So... should gamja be changed in some way, or must we change something on the UnrealIRCd-side?

Just want to know what needs to be done and by who :)

I have no particular opinion on the matter.. we send FAIL INVALID_TARGET now which may be totally fine, or we can send an empty batch instead, or we can send a new error for this particular case. Whatever needs to be done.

emersion commented 2 years ago

I'd slightly prefer it if the server sent an empty batch, but I don't feel strongly about it. @slingamn said he feels the same on IRC.

syzop commented 2 years ago

Ok, done, sending an empty batch now. Should be in next UnrealIRCd release (5.2.3 / 6.0.1).

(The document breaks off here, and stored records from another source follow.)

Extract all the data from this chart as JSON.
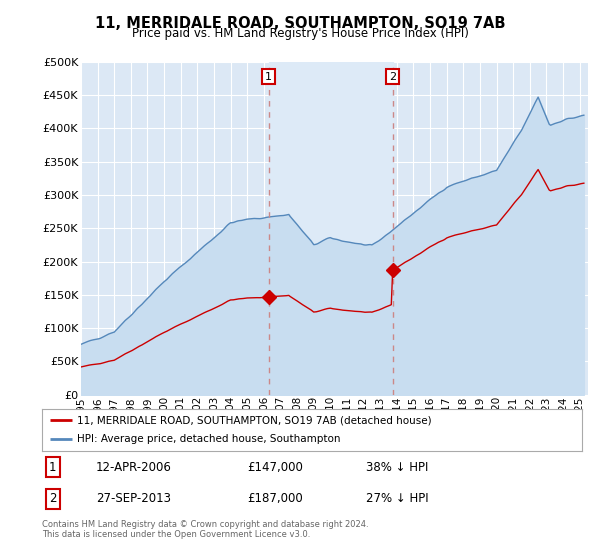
{
  "title": "11, MERRIDALE ROAD, SOUTHAMPTON, SO19 7AB",
  "subtitle": "Price paid vs. HM Land Registry's House Price Index (HPI)",
  "ylim": [
    0,
    500000
  ],
  "xlim_start": 1995.0,
  "xlim_end": 2025.5,
  "background_color": "#ffffff",
  "plot_bg_color": "#dce8f5",
  "grid_color": "#ffffff",
  "transaction1": {
    "date_num": 2006.28,
    "price": 147000,
    "label": "1"
  },
  "transaction2": {
    "date_num": 2013.74,
    "price": 187000,
    "label": "2"
  },
  "legend_line1": "11, MERRIDALE ROAD, SOUTHAMPTON, SO19 7AB (detached house)",
  "legend_line2": "HPI: Average price, detached house, Southampton",
  "annotation1_date": "12-APR-2006",
  "annotation1_price": "£147,000",
  "annotation1_pct": "38% ↓ HPI",
  "annotation2_date": "27-SEP-2013",
  "annotation2_price": "£187,000",
  "annotation2_pct": "27% ↓ HPI",
  "footer": "Contains HM Land Registry data © Crown copyright and database right 2024.\nThis data is licensed under the Open Government Licence v3.0.",
  "red_color": "#cc0000",
  "blue_color": "#5588bb",
  "blue_fill": "#c8ddf0"
}
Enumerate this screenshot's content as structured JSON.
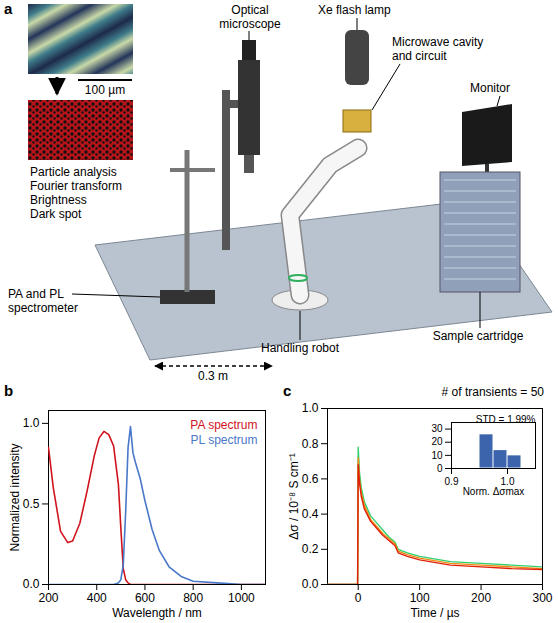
{
  "diagram": {
    "panel": "a",
    "scale_bar": "100 µm",
    "analysis": [
      "Particle analysis",
      "Fourier transform",
      "Brightness",
      "Dark spot"
    ],
    "labels": {
      "microscope": "Optical microscope",
      "lamp": "Xe flash lamp",
      "cavity": "Microwave cavity and circuit",
      "monitor": "Monitor",
      "cartridge": "Sample cartridge",
      "robot": "Handling robot",
      "spectrometer": "PA and PL spectrometer"
    },
    "dimension": "0.3 m"
  },
  "chart_data": [
    {
      "panel": "b",
      "type": "line",
      "x_label": "Wavelength / nm",
      "y_label": "Normalized intensity",
      "x": [
        200,
        220,
        250,
        280,
        300,
        330,
        360,
        390,
        410,
        430,
        450,
        470,
        490,
        500,
        510,
        520,
        530,
        540,
        550,
        560,
        580,
        600,
        630,
        660,
        700,
        750,
        800,
        900,
        1000,
        1100
      ],
      "series": [
        {
          "name": "PA spectrum",
          "color": "#d0141e",
          "values": [
            0.85,
            0.6,
            0.33,
            0.26,
            0.27,
            0.38,
            0.58,
            0.8,
            0.91,
            0.95,
            0.93,
            0.86,
            0.62,
            0.35,
            0.1,
            0.03,
            0.01,
            0,
            0,
            0,
            0,
            0,
            0,
            0,
            0,
            0,
            0,
            0,
            0,
            0
          ]
        },
        {
          "name": "PL spectrum",
          "color": "#4a78c8",
          "values": [
            0,
            0,
            0,
            0,
            0,
            0,
            0,
            0,
            0,
            0,
            0,
            0,
            0.01,
            0.03,
            0.12,
            0.45,
            0.85,
            0.98,
            0.82,
            0.76,
            0.66,
            0.52,
            0.34,
            0.21,
            0.11,
            0.05,
            0.02,
            0.01,
            0,
            0
          ]
        }
      ],
      "xlim": [
        200,
        1100
      ],
      "xticks": [
        200,
        400,
        600,
        800,
        1000
      ],
      "ylim": [
        0,
        1.08
      ],
      "yticks": [
        {
          "value": 0,
          "label": "0.0"
        },
        {
          "value": 0.5,
          "label": "0.5"
        },
        {
          "value": 1,
          "label": "1.0"
        }
      ],
      "legend": "top-right",
      "grid": false
    },
    {
      "panel": "c",
      "type": "line",
      "title": "# of transients = 50",
      "x_label": "Time / µs",
      "y_label": "Δσ / 10⁻⁸ S cm⁻¹",
      "x": [
        -50,
        -1,
        0,
        2,
        5,
        10,
        20,
        30,
        40,
        50,
        60,
        65,
        80,
        100,
        150,
        200,
        250,
        300
      ],
      "series": [
        {
          "color": "#30d070",
          "values": [
            0,
            0,
            0.78,
            0.64,
            0.55,
            0.47,
            0.39,
            0.35,
            0.31,
            0.27,
            0.24,
            0.2,
            0.18,
            0.16,
            0.13,
            0.12,
            0.11,
            0.1
          ]
        },
        {
          "color": "#f08a10",
          "values": [
            0,
            0,
            0.72,
            0.6,
            0.52,
            0.45,
            0.37,
            0.33,
            0.29,
            0.26,
            0.23,
            0.19,
            0.17,
            0.15,
            0.12,
            0.11,
            0.1,
            0.09
          ]
        },
        {
          "color": "#e0200a",
          "values": [
            0,
            0,
            0.68,
            0.58,
            0.5,
            0.43,
            0.36,
            0.32,
            0.28,
            0.25,
            0.22,
            0.18,
            0.16,
            0.14,
            0.11,
            0.1,
            0.09,
            0.085
          ]
        }
      ],
      "xlim": [
        -50,
        300
      ],
      "xticks": [
        0,
        100,
        200,
        300
      ],
      "ylim": [
        0,
        1
      ],
      "yticks": [
        {
          "value": 0,
          "label": "0.0"
        },
        {
          "value": 0.2,
          "label": "0.2"
        },
        {
          "value": 0.4,
          "label": "0.4"
        },
        {
          "value": 0.6,
          "label": "0.6"
        },
        {
          "value": 0.8,
          "label": "0.8"
        },
        {
          "value": 1,
          "label": "1.0"
        }
      ],
      "grid": false,
      "inset": {
        "type": "histogram",
        "x_label": "Norm. Δσmax",
        "annotation": "STD = 1.99%",
        "bins": [
          0.95,
          0.975,
          1.0,
          1.025
        ],
        "values": [
          26,
          14,
          10
        ],
        "color": "#3b64ad",
        "xlim": [
          0.9,
          1.05
        ],
        "xticks": [
          0.9,
          {
            "value": 1,
            "label": "1.0"
          }
        ],
        "ylim": [
          0,
          35
        ],
        "yticks": [
          0,
          10,
          20,
          30
        ]
      }
    }
  ]
}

progval commented 1 year ago

@slingamn I think you can add Goguma to the list of clients

delthas commented 1 year ago

senpai also supports CHATHISTORY FWIW

emersion commented 1 year ago

One thing I'd like to get more feedback on before ratification is CHATHISTORY AROUND. I'm not aware of any client implementing it yet.

progval commented 1 year ago

I feel it only makes sense when linking specific messages, but no one implements IRC URLs either :/

slingamn commented 1 year ago

It also makes sense in the context of text search. #496 says:

It is not a goal of this specification to offer context around matching messages, as this is covered by the chathistory specification.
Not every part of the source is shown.